I’d vote for a stimulus plan. I’m not sure that all of the things in there are appropriate. Some of the little toys that they have are not really appropriate….I would certainly vote for a stimulus, but I would really vote for banks having to loan out the money because they’re not doing that…. 

This is the worst I’ve ever seen. 1990 was a bad period of time, but this is far worse, and this is worse on a really global basis. I’m looking at different countries. Every country is bad. Now they’re blaming us because of what happened. You know, why not blame the United States? But every country is in trouble…. 

It’s something that, to a certain extent, happens. You go up, you go down. You have recessions. If you just look at the charts over the period of 150 years, you’ve had good times (and) you’ve had bad times.

Certainly, there’s been a lot of greed. There’s been a lot of stupidity….

If you went to a bank two years ago and you wanted a $300 million loan, they’d say ‘No, we don’t want to do that, but we’ll give you $400 million,’ so I guess, to a certain extent, that’s part of the problem…. 

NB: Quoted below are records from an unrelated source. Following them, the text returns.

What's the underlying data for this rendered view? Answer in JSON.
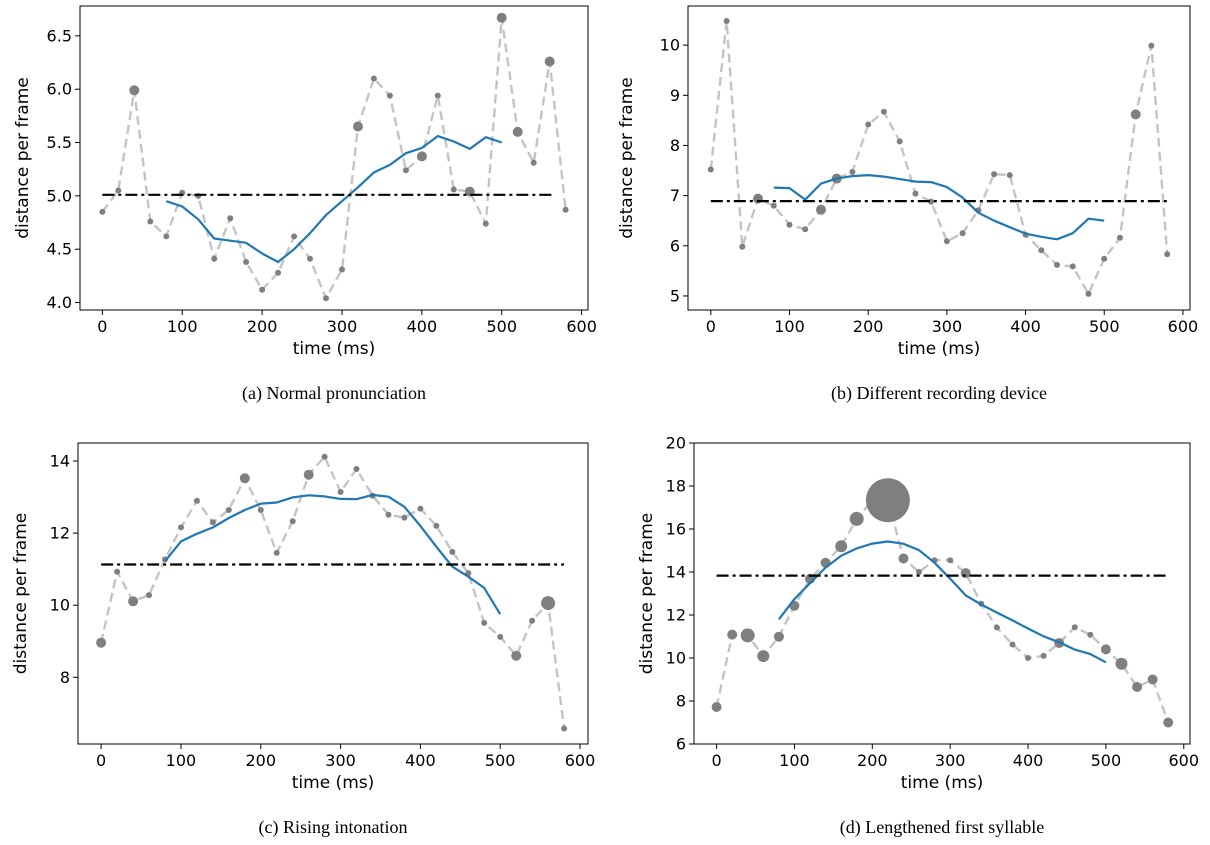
{
  "colors": {
    "dotted_line": "#c4c4c4",
    "marker": "#7f7f7f",
    "smooth_line": "#1f77b4",
    "mean_line": "#000000"
  },
  "chart_data": [
    {
      "id": "a",
      "type": "line",
      "caption": "(a) Normal pronunciation",
      "xlabel": "time (ms)",
      "ylabel": "distance per frame",
      "xlim": [
        -28,
        608
      ],
      "ylim": [
        3.93,
        6.78
      ],
      "xticks": [
        0,
        100,
        200,
        300,
        400,
        500,
        600
      ],
      "yticks": [
        4.0,
        4.5,
        5.0,
        5.5,
        6.0,
        6.5
      ],
      "ytick_labels": [
        "4.0",
        "4.5",
        "5.0",
        "5.5",
        "6.0",
        "6.5"
      ],
      "grid": false,
      "series": [
        {
          "style": "dashed-markers",
          "x": [
            0,
            20,
            40,
            60,
            80,
            100,
            120,
            140,
            160,
            180,
            200,
            220,
            240,
            260,
            280,
            300,
            320,
            340,
            360,
            380,
            400,
            420,
            440,
            460,
            480,
            500,
            520,
            540,
            560,
            580
          ],
          "y": [
            4.85,
            5.05,
            5.99,
            4.76,
            4.62,
            5.03,
            5.0,
            4.41,
            4.79,
            4.38,
            4.12,
            4.28,
            4.62,
            4.41,
            4.04,
            4.31,
            5.65,
            6.1,
            5.94,
            5.24,
            5.37,
            5.94,
            5.06,
            5.04,
            4.74,
            6.67,
            5.6,
            5.31,
            6.26,
            4.87
          ],
          "marker_size": [
            3,
            3,
            5,
            3,
            3,
            3,
            3,
            3,
            3,
            3,
            3,
            3,
            3,
            3,
            3,
            3,
            5,
            3,
            3,
            3,
            5,
            3,
            3,
            5,
            3,
            5,
            5,
            3,
            5,
            3
          ]
        },
        {
          "style": "solid",
          "x": [
            80,
            100,
            120,
            140,
            160,
            180,
            200,
            220,
            240,
            260,
            280,
            300,
            320,
            340,
            360,
            380,
            400,
            420,
            440,
            460,
            480,
            500
          ],
          "y": [
            4.95,
            4.9,
            4.78,
            4.6,
            4.58,
            4.56,
            4.46,
            4.38,
            4.5,
            4.65,
            4.82,
            4.95,
            5.08,
            5.22,
            5.29,
            5.4,
            5.45,
            5.56,
            5.51,
            5.44,
            5.55,
            5.5
          ]
        },
        {
          "style": "dashdot",
          "x": [
            0,
            565
          ],
          "y": [
            5.01,
            5.01
          ]
        }
      ]
    },
    {
      "id": "b",
      "type": "line",
      "caption": "(b) Different recording device",
      "xlabel": "time (ms)",
      "ylabel": "distance per frame",
      "xlim": [
        -29,
        609
      ],
      "ylim": [
        4.72,
        10.78
      ],
      "xticks": [
        0,
        100,
        200,
        300,
        400,
        500,
        600
      ],
      "yticks": [
        5,
        6,
        7,
        8,
        9,
        10
      ],
      "ytick_labels": [
        "5",
        "6",
        "7",
        "8",
        "9",
        "10"
      ],
      "grid": false,
      "series": [
        {
          "style": "dashed-markers",
          "x": [
            0,
            20,
            40,
            60,
            80,
            100,
            120,
            140,
            160,
            180,
            200,
            220,
            240,
            260,
            280,
            300,
            320,
            340,
            360,
            380,
            400,
            420,
            440,
            460,
            480,
            500,
            520,
            540,
            560,
            580
          ],
          "y": [
            7.52,
            10.48,
            5.98,
            6.94,
            6.8,
            6.42,
            6.33,
            6.72,
            7.34,
            7.47,
            8.42,
            8.67,
            8.08,
            7.04,
            6.88,
            6.09,
            6.25,
            6.71,
            7.43,
            7.41,
            6.22,
            5.91,
            5.62,
            5.59,
            5.04,
            5.74,
            6.16,
            8.62,
            9.99,
            5.83
          ],
          "marker_size": [
            3,
            3,
            3,
            5,
            3,
            3,
            3,
            5,
            5,
            3,
            3,
            3,
            3,
            3,
            3,
            3,
            3,
            3,
            3,
            3,
            3,
            3,
            3,
            3,
            3,
            3,
            3,
            5,
            3,
            3
          ]
        },
        {
          "style": "solid",
          "x": [
            80,
            100,
            120,
            140,
            160,
            180,
            200,
            220,
            240,
            260,
            280,
            300,
            320,
            340,
            360,
            380,
            400,
            420,
            440,
            460,
            480,
            500
          ],
          "y": [
            7.16,
            7.15,
            6.92,
            7.24,
            7.34,
            7.39,
            7.41,
            7.38,
            7.33,
            7.28,
            7.27,
            7.17,
            6.96,
            6.66,
            6.5,
            6.37,
            6.24,
            6.18,
            6.13,
            6.25,
            6.54,
            6.5
          ]
        },
        {
          "style": "dashdot",
          "x": [
            0,
            580
          ],
          "y": [
            6.89,
            6.89
          ]
        }
      ]
    },
    {
      "id": "c",
      "type": "line",
      "caption": "(c) Rising intonation",
      "xlabel": "time (ms)",
      "ylabel": "distance per frame",
      "xlim": [
        -29,
        610
      ],
      "ylim": [
        6.15,
        14.5
      ],
      "xticks": [
        0,
        100,
        200,
        300,
        400,
        500,
        600
      ],
      "yticks": [
        8,
        10,
        12,
        14
      ],
      "ytick_labels": [
        "8",
        "10",
        "12",
        "14"
      ],
      "grid": false,
      "series": [
        {
          "style": "dashed-markers",
          "x": [
            0,
            20,
            40,
            60,
            80,
            100,
            120,
            140,
            160,
            180,
            200,
            220,
            240,
            260,
            280,
            300,
            320,
            340,
            360,
            380,
            400,
            420,
            440,
            460,
            480,
            500,
            520,
            540,
            560,
            580
          ],
          "y": [
            8.96,
            10.93,
            10.11,
            10.28,
            11.27,
            12.16,
            12.9,
            12.3,
            12.64,
            13.52,
            12.64,
            11.45,
            12.33,
            13.62,
            14.12,
            13.14,
            13.78,
            13.04,
            12.51,
            12.43,
            12.68,
            12.2,
            11.48,
            10.89,
            9.51,
            9.12,
            8.6,
            9.57,
            10.06,
            6.58
          ],
          "marker_size": [
            5,
            3,
            5,
            3,
            3,
            3,
            3,
            3,
            3,
            5,
            3,
            3,
            3,
            5,
            3,
            3,
            3,
            3,
            3,
            3,
            3,
            3,
            3,
            3,
            3,
            3,
            5,
            3,
            7,
            3
          ]
        },
        {
          "style": "solid",
          "x": [
            80,
            100,
            120,
            140,
            160,
            180,
            200,
            220,
            240,
            260,
            280,
            300,
            320,
            340,
            360,
            380,
            400,
            420,
            440,
            460,
            480,
            500
          ],
          "y": [
            11.22,
            11.77,
            11.98,
            12.16,
            12.42,
            12.64,
            12.82,
            12.85,
            12.99,
            13.05,
            13.02,
            12.95,
            12.94,
            13.06,
            13.01,
            12.73,
            12.2,
            11.62,
            11.07,
            10.79,
            10.48,
            9.75
          ]
        },
        {
          "style": "dashdot",
          "x": [
            0,
            580
          ],
          "y": [
            11.13,
            11.13
          ]
        }
      ]
    },
    {
      "id": "d",
      "type": "line",
      "caption": "(d) Lengthened first syllable",
      "xlabel": "time (ms)",
      "ylabel": "distance per frame",
      "xlim": [
        -29,
        608
      ],
      "ylim": [
        6,
        20
      ],
      "xticks": [
        0,
        100,
        200,
        300,
        400,
        500,
        600
      ],
      "yticks": [
        6,
        8,
        10,
        12,
        14,
        16,
        18,
        20
      ],
      "ytick_labels": [
        "6",
        "8",
        "10",
        "12",
        "14",
        "16",
        "18",
        "20"
      ],
      "grid": false,
      "series": [
        {
          "style": "dashed-markers",
          "x": [
            0,
            20,
            40,
            60,
            80,
            100,
            120,
            140,
            160,
            180,
            200,
            220,
            240,
            260,
            280,
            300,
            320,
            340,
            360,
            380,
            400,
            420,
            440,
            460,
            480,
            500,
            520,
            540,
            560,
            580
          ],
          "y": [
            7.72,
            11.09,
            11.05,
            10.09,
            10.99,
            12.43,
            13.68,
            14.43,
            15.2,
            16.47,
            17.34,
            17.34,
            14.63,
            14.0,
            14.55,
            14.55,
            13.95,
            12.52,
            11.42,
            10.63,
            10.0,
            10.1,
            10.7,
            11.43,
            11.08,
            10.4,
            9.73,
            8.65,
            9.0,
            7.0
          ],
          "marker_size": [
            5,
            5,
            7,
            6,
            5,
            5,
            5,
            5,
            6,
            7,
            3,
            22,
            5,
            3,
            3,
            3,
            5,
            3,
            3,
            3,
            3,
            3,
            5,
            3,
            3,
            5,
            6,
            5,
            5,
            5
          ]
        },
        {
          "style": "solid",
          "x": [
            80,
            100,
            120,
            140,
            160,
            180,
            200,
            220,
            240,
            260,
            280,
            300,
            320,
            340,
            360,
            380,
            400,
            420,
            440,
            460,
            480,
            500
          ],
          "y": [
            11.8,
            12.74,
            13.48,
            14.21,
            14.76,
            15.1,
            15.32,
            15.42,
            15.31,
            15.02,
            14.43,
            13.69,
            12.91,
            12.49,
            12.11,
            11.75,
            11.37,
            11.01,
            10.73,
            10.39,
            10.18,
            9.8
          ]
        },
        {
          "style": "dashdot",
          "x": [
            0,
            580
          ],
          "y": [
            13.83,
            13.83
          ]
        }
      ]
    }
  ]
}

The biggest problem we have is it’s trial and error, Larry. I mean we’ve never had anything like this before. It is absolute trial and error. They’re trying. The new president is trying. Bush left him with a mess–a total mess in many different ways. I really think he’s doing the best he can, but it is trial and error.

They try something, if it works, great. If it doesn’t work–and the problem is you don’t really know if it’s going to work for quite some time. If it’s really wrong–and it could be wrong–we’re going to really have a mess in two years.